Problems working with non-english languages
rbl - May 3, 2009 - 21:46
| Project: | Import HTML |
| Version: | 5.x-2.x-dev |
| Component: | Code |
| Category: | support request |
| Priority: | normal |
| Assigned: | Unassigned |
| Status: | active |
Jump to:
Description
Hi!
I'm working on a multi-lingual website where I need to import a large number of pages written in German, Portuguese, Spanish and French.
For the last couple of days I've been trying to fine tune tidy's settings to stop converting all latin characters because it renders the text unreadable (in edit mode only, display is fine) with all the html entities but it either converts everything or outputs errors.
Is there any advice you can give me?
Thanks!
Ricardo

#1
The only way I found to safely process non-ASCII characters using XML was to ensure everything was UTF8 and numeric-entity-encoded first.
I know that causes some (much) horribleness in the resulting code - although it did get me results that worked.
PHP5 XML does not handle non-UTF8 very well, if at all.

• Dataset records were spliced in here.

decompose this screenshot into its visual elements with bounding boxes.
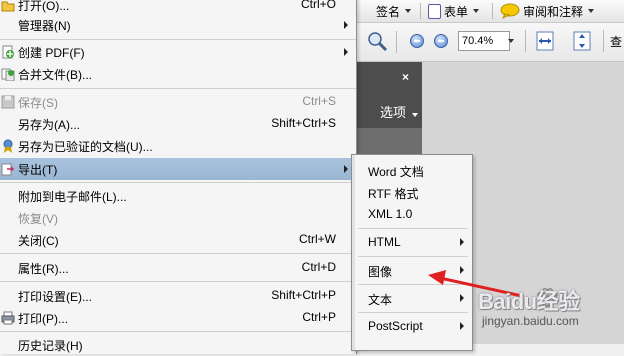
watermark-brand: Baidu经验 [478, 289, 580, 314]
watermark-url: jingyan.baidu.com [482, 314, 579, 328]
baidu-watermark: Baidu经验 jingyan.baidu.com [474, 282, 624, 344]
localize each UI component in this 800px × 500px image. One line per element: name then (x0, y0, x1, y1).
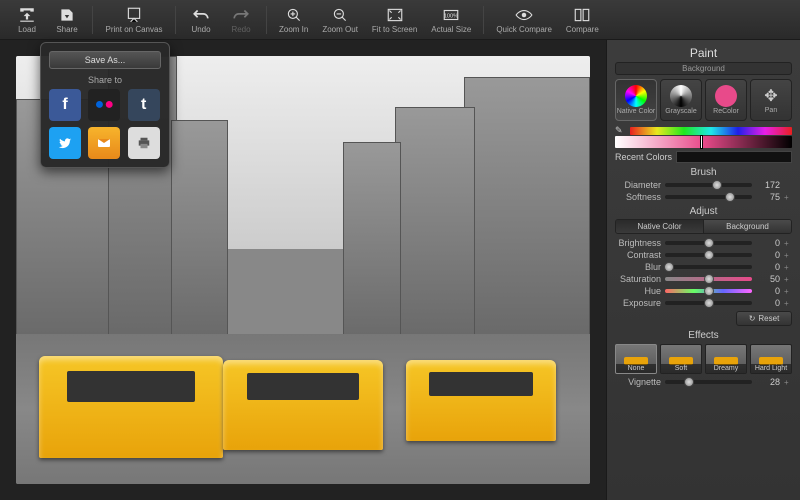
eyedropper-icon[interactable]: ✎ (615, 125, 627, 136)
share-facebook-button[interactable]: f (49, 89, 81, 121)
recent-colors-swatches[interactable] (676, 151, 792, 163)
adjust-section-title: Adjust (615, 206, 792, 217)
separator (175, 6, 176, 34)
actual-size-button[interactable]: 100%Actual Size (425, 4, 477, 36)
download-icon (18, 6, 36, 24)
panel-title: Paint (615, 46, 792, 60)
vignette-slider[interactable] (665, 380, 752, 384)
adjust-seg-native[interactable]: Native Color (616, 220, 704, 233)
load-button[interactable]: Load (8, 4, 46, 36)
share-print-button[interactable] (128, 127, 160, 159)
effect-soft[interactable]: Soft (660, 344, 702, 374)
effects-list: None Soft Dreamy Hard Light (615, 344, 792, 374)
undo-icon (192, 6, 210, 24)
fit-screen-button[interactable]: Fit to Screen (366, 4, 423, 36)
save-as-button[interactable]: Save As... (49, 51, 161, 69)
separator (483, 6, 484, 34)
adjust-seg-background[interactable]: Background (704, 220, 791, 233)
move-icon: ✥ (764, 86, 777, 106)
compare-button[interactable]: Compare (560, 4, 605, 36)
color-marker[interactable] (700, 135, 703, 149)
share-button[interactable]: Share (48, 4, 86, 36)
zoom-out-button[interactable]: Zoom Out (316, 4, 364, 36)
adjust-segment: Native Color Background (615, 219, 792, 234)
zoom-in-button[interactable]: Zoom In (273, 4, 314, 36)
recent-colors-label: Recent Colors (615, 152, 672, 162)
share-twitter-button[interactable] (49, 127, 81, 159)
effect-dreamy[interactable]: Dreamy (705, 344, 747, 374)
redo-icon (232, 6, 250, 24)
grayscale-icon (670, 85, 692, 107)
zoom-out-icon (331, 6, 349, 24)
quick-compare-button[interactable]: Quick Compare (490, 4, 558, 36)
print-canvas-button[interactable]: Print on Canvas (99, 4, 169, 36)
background-segment[interactable]: Background (615, 62, 792, 75)
eye-icon (515, 6, 533, 24)
exposure-slider[interactable] (665, 301, 752, 305)
reset-button[interactable]: ↻Reset (736, 311, 792, 326)
color-wheel-icon (625, 85, 647, 107)
effects-section-title: Effects (615, 330, 792, 341)
saturation-slider[interactable] (665, 277, 752, 281)
softness-slider[interactable] (665, 195, 752, 199)
main-toolbar: Load Share Print on Canvas Undo Redo Zoo… (0, 0, 800, 40)
right-panel: Paint Background Native Color Grayscale … (606, 40, 800, 500)
hue-strip[interactable] (630, 127, 792, 135)
compare-icon (573, 6, 591, 24)
recolor-icon (715, 85, 737, 107)
mode-grayscale[interactable]: Grayscale (660, 79, 702, 121)
share-to-label: Share to (49, 75, 161, 85)
effect-none[interactable]: None (615, 344, 657, 374)
blur-slider[interactable] (665, 265, 752, 269)
mode-native-color[interactable]: Native Color (615, 79, 657, 121)
zoom-in-icon (285, 6, 303, 24)
fit-icon (386, 6, 404, 24)
brightness-slider[interactable] (665, 241, 752, 245)
share-flickr-button[interactable]: ●● (88, 89, 120, 121)
refresh-icon: ↻ (749, 314, 756, 323)
svg-text:100%: 100% (444, 13, 458, 19)
share-icon (58, 6, 76, 24)
canvas-icon (125, 6, 143, 24)
separator (92, 6, 93, 34)
canvas-area[interactable]: Save As... Share to f ●● t (0, 40, 606, 500)
brush-section-title: Brush (615, 167, 792, 178)
diameter-slider[interactable] (665, 183, 752, 187)
undo-button[interactable]: Undo (182, 4, 220, 36)
mode-pan[interactable]: ✥Pan (750, 79, 792, 121)
contrast-slider[interactable] (665, 253, 752, 257)
saturation-strip[interactable] (615, 136, 792, 148)
actual-size-icon: 100% (442, 6, 460, 24)
share-email-button[interactable] (88, 127, 120, 159)
effect-hardlight[interactable]: Hard Light (750, 344, 792, 374)
redo-button[interactable]: Redo (222, 4, 260, 36)
separator (266, 6, 267, 34)
paint-modes: Native Color Grayscale ReColor ✥Pan (615, 79, 792, 121)
share-tumblr-button[interactable]: t (128, 89, 160, 121)
share-popup: Save As... Share to f ●● t (40, 42, 170, 168)
mode-recolor[interactable]: ReColor (705, 79, 747, 121)
hue-slider[interactable] (665, 289, 752, 293)
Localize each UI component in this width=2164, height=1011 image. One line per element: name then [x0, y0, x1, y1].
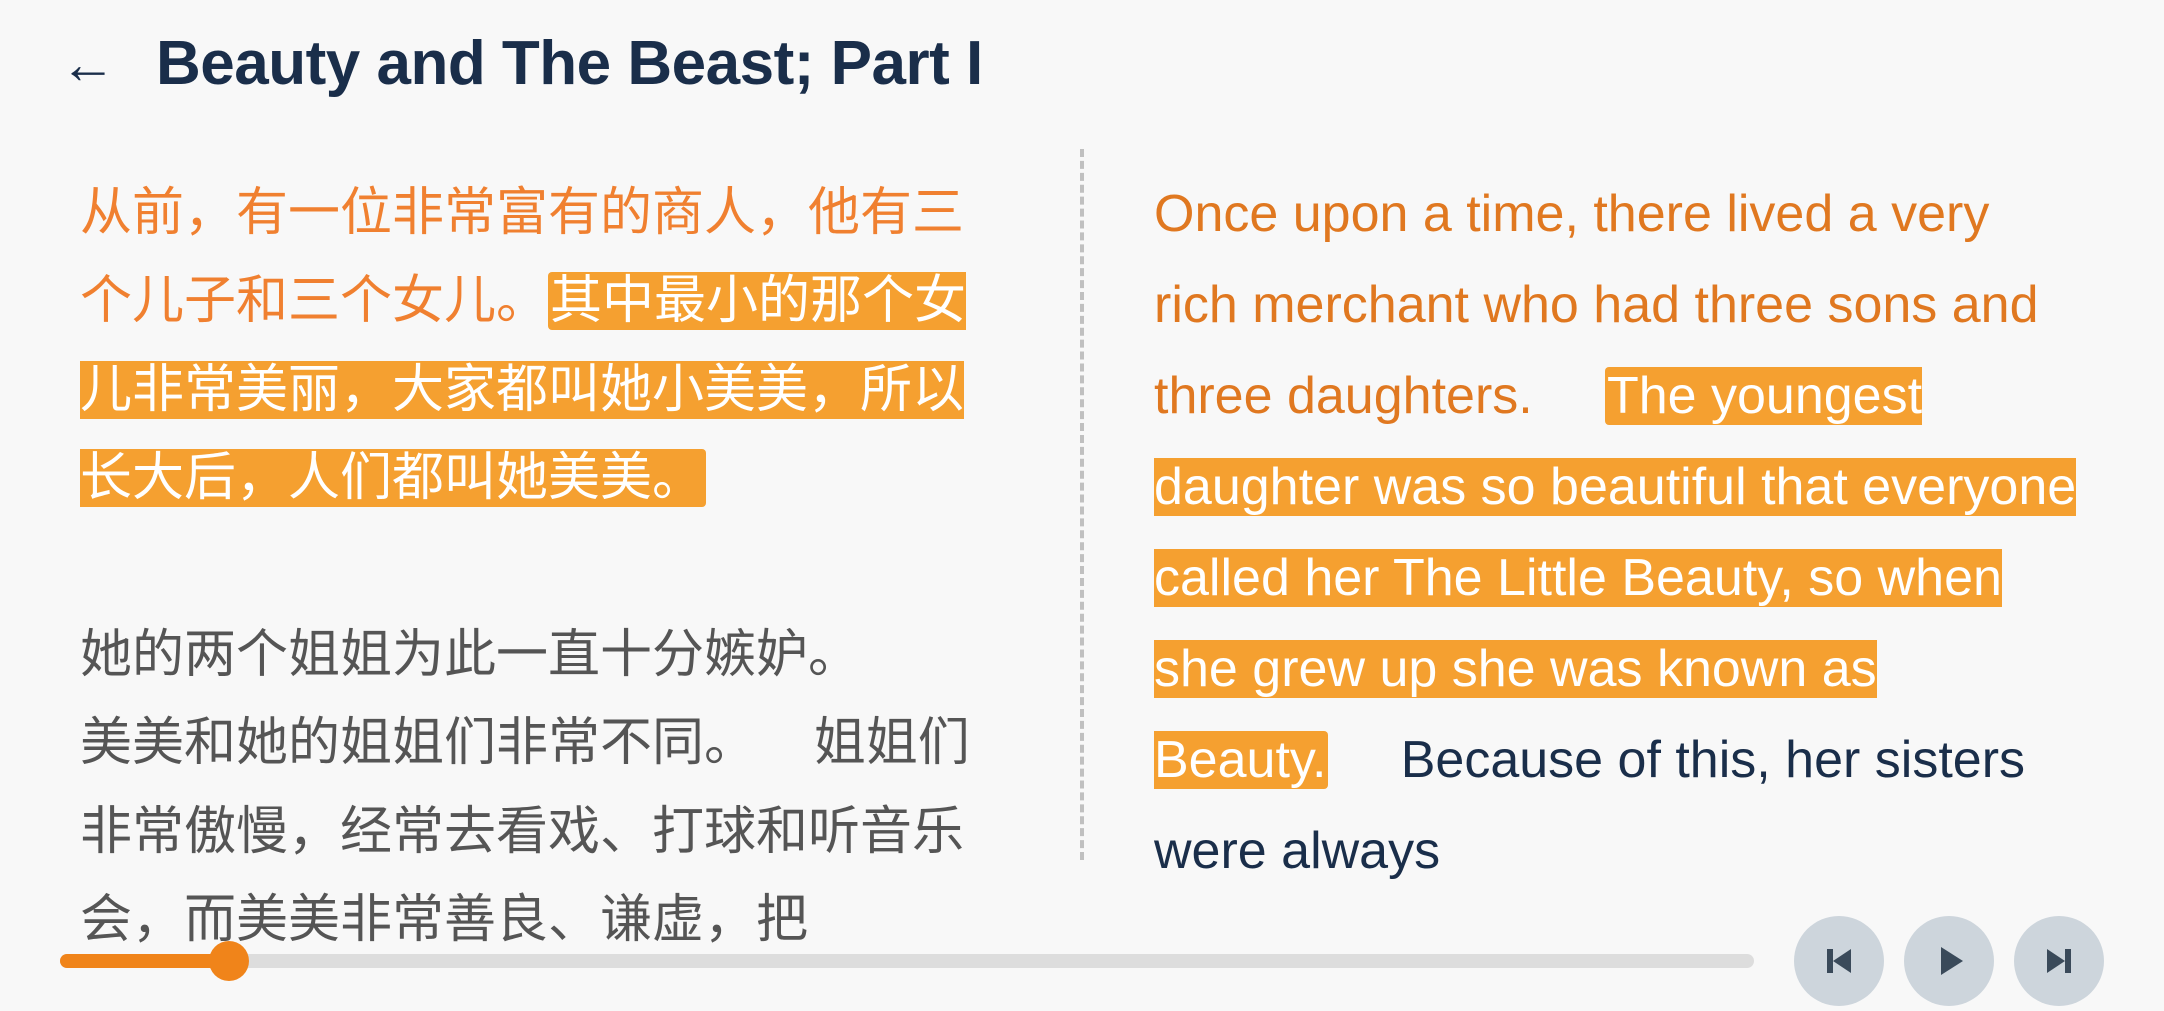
left-panel-chinese: 从前，有一位非常富有的商人，他有三个儿子和三个女儿。其中最小的那个女儿非常美丽，… — [0, 139, 1080, 870]
next-button[interactable] — [2014, 916, 2104, 1006]
back-button[interactable]: ← — [60, 36, 116, 92]
header: ← Beauty and The Beast; Part I — [0, 0, 2164, 119]
progress-bar[interactable] — [60, 954, 1754, 968]
page-title: Beauty and The Beast; Part I — [156, 28, 983, 99]
progress-thumb[interactable] — [209, 941, 249, 981]
english-text-highlight: The youngest daughter was so beautiful t… — [1154, 367, 2076, 789]
content-area: 从前，有一位非常富有的商人，他有三个儿子和三个女儿。其中最小的那个女儿非常美丽，… — [0, 119, 2164, 890]
playback-bar — [0, 911, 2164, 1011]
play-button[interactable] — [1904, 916, 1994, 1006]
play-icon — [1929, 941, 1969, 981]
next-icon — [2039, 941, 2079, 981]
right-panel-english: Once upon a time, there lived a very ric… — [1084, 139, 2164, 870]
progress-fill — [60, 954, 229, 968]
playback-controls — [1794, 916, 2104, 1006]
chinese-text-normal-2: 她的两个姐姐为此一直十分嫉妒。美美和她的姐姐们非常不同。 姐姐们非常傲慢，经常去… — [80, 626, 970, 949]
prev-icon — [1819, 941, 1859, 981]
prev-button[interactable] — [1794, 916, 1884, 1006]
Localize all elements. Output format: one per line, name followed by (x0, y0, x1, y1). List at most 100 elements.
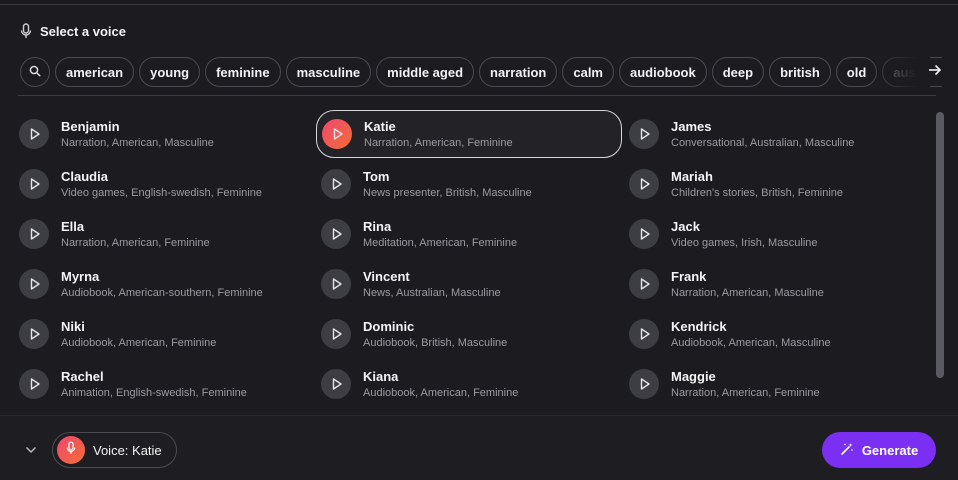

I haven't been able to find the magic that will allow it to parse unknown character sets. That's XML magic. Although I have some XML mojo, character sets and content-encoding are hard for me.
I wish I knew the answer. In D6, I'll be revisiting it to possibly use DTDs better, so the known entities don't have to be escaped. Not sure if that will be the answer for other languages though.
#2
Thanks dman!
Actually I've tried that (UTF8 and numeric-entity-encoding first) but it didn't work. It just keeps the encoding (which is unreadable as I described before) or double encodes it.
The only thing I didn't try was "turning off" Tidy. Is this possible?
Ricardo
#3
Tidy is sorta off in the first case - it tries to parse the input without tidying it, but if there is ANY xml problems, it runs it through the mincer and tries again.